Well, you should first bear in mind that you are the customer and are paying for his services. As such, YOU have the final say in whether or not you want to take statins.
As for your numbers, LDL itself is not a very good predictor of CHD risk. Low LDL patients have heart attacks at nearly the same rate as high LDL ones. HDL/LDL ratio is a bit better as a predictor, but you have to bear in mind that this presumes that all LDL are the same. LDL particle size is an important predictor of CHD risk and particles tend to be larger and more difficult to oxidize in patients with high-fat diets, high saturated fat intake, low carbohydrate intake, and/or circulating ketones. As a result, you could have an LDL of 70 but have it all be Pattern B (small, dense) particles which oxidize easily and worm their way into your arterial lining or an LDL of 150 but have it mostly be the benign (and in many ways helpful) Pattern A type.

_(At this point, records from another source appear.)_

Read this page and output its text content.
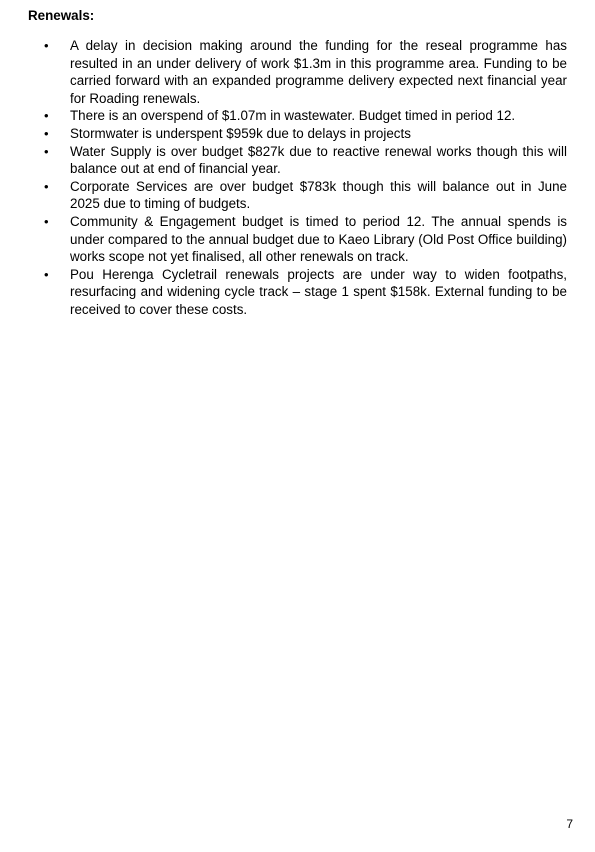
Renewals:

•	A delay in decision making around the funding for the reseal programme has resulted in an under delivery of work $1.3m in this programme area. Funding to be carried forward with an expanded programme delivery expected next financial year for Roading renewals.
•	There is an overspend of $1.07m in wastewater. Budget timed in period 12.
•	Stormwater is underspent $959k due to delays in projects
•	Water Supply is over budget $827k due to reactive renewal works though this will balance out at end of financial year.
•	Corporate Services are over budget $783k though this will balance out in June 2025 due to timing of budgets.
•	Community & Engagement budget is timed to period 12. The annual spends is under compared to the annual budget due to Kaeo Library (Old Post Office building) works scope not yet finalised, all other renewals on track.
•	Pou Herenga Cycletrail renewals projects are under way to widen footpaths, resurfacing and widening cycle track – stage 1 spent $158k. External funding to be received to cover these costs.
7
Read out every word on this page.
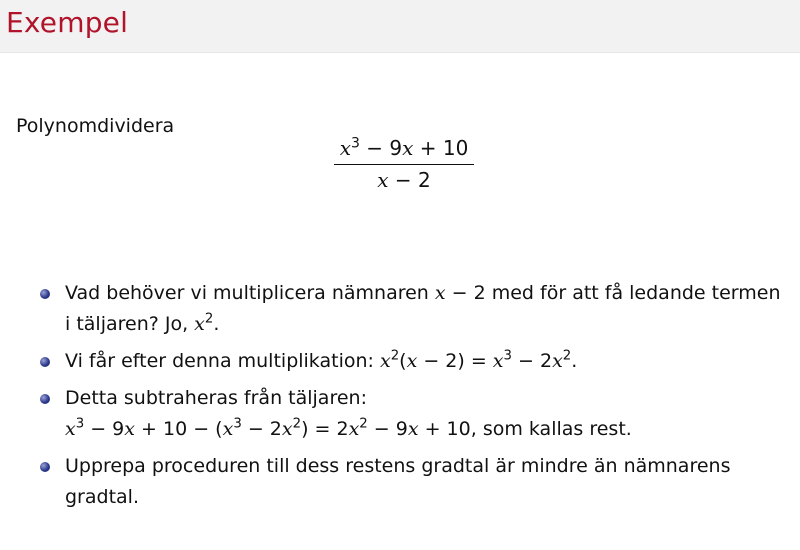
Exempel
Polynomdividera
$x^3 - 9x + 10$
x − 2
Vad behöver vi multiplicera nämnaren x − 2 med för att få ledande termen i täljaren? Jo, $x^2$.
Vi får efter denna multiplikation: $x^2(x - 2) = x^3 - 2x^2$.
Detta subtraheras från täljaren:
$x^3 - 9x + 10 - (x^3 - 2x^2) = 2x^2 - 9x + 10$, som kallas rest.
Upprepa proceduren till dess restens gradtal är mindre än nämnarens gradtal.
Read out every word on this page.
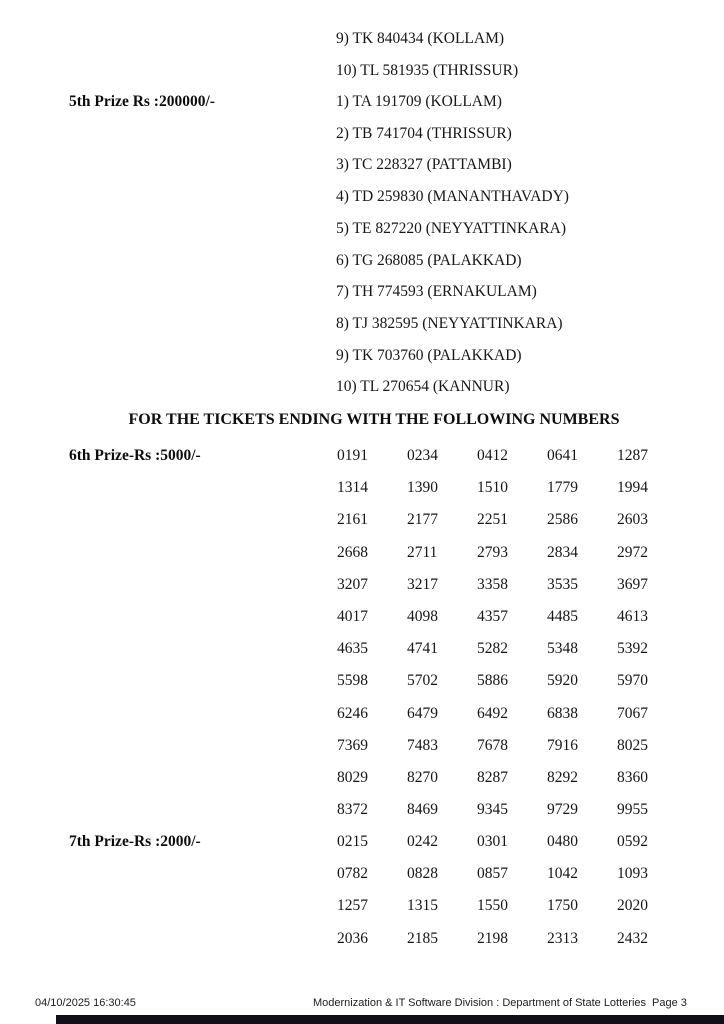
9) TK 840434 (KOLLAM)
10) TL 581935 (THRISSUR)
5th Prize Rs :200000/-	1) TA 191709 (KOLLAM)
2) TB 741704 (THRISSUR)
3) TC 228327 (PATTAMBI)
4) TD 259830 (MANANTHAVADY)
5) TE 827220 (NEYYATTINKARA)
6) TG 268085 (PALAKKAD)
7) TH 774593 (ERNAKULAM)
8) TJ 382595 (NEYYATTINKARA)
9) TK 703760 (PALAKKAD)
10) TL 270654 (KANNUR)
FOR THE TICKETS ENDING WITH THE FOLLOWING NUMBERS
6th Prize-Rs :5000/-	0191	0234	0412	0641	1287
1314	1390	1510	1779	1994
2161	2177	2251	2586	2603
2668	2711	2793	2834	2972
3207	3217	3358	3535	3697
4017	4098	4357	4485	4613
4635	4741	5282	5348	5392
5598	5702	5886	5920	5970
6246	6479	6492	6838	7067
7369	7483	7678	7916	8025
8029	8270	8287	8292	8360
8372	8469	9345	9729	9955
7th Prize-Rs :2000/-	0215	0242	0301	0480	0592
0782	0828	0857	1042	1093
1257	1315	1550	1750	2020
2036	2185	2198	2313	2432
04/10/2025 16:30:45	Modernization & IT Software Division : Department of State Lotteries Page 3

If he insists on treating a number, you should also make your doctor aware that the traditional formula for calculating LDL (Total - [HDL + (Trigs/50] = LDL) is innacurate for persons with low trig levels (sub-100, which you likely have if you have a low carbohydrate intake). There is another equation called the Iranian Equation -- (Total/1.19) + (Trig/1.9) - (HDL/1.1) -38 = LDL -- which is far more accurate.
Furthermore, statins have a pretty unimpressive track record as an intervention in the first place. Indeed, most of their effect, it's now emerging, may be due to an anti-inflammatory effect rather than their HMG COA reductase (a precursor step to ubiquinone and cholesterol synthesis) blocking activity. Ask him if, in light of the facts, he'd be comfortable with you taking low-dose asprin, niacin, and fish oil instead.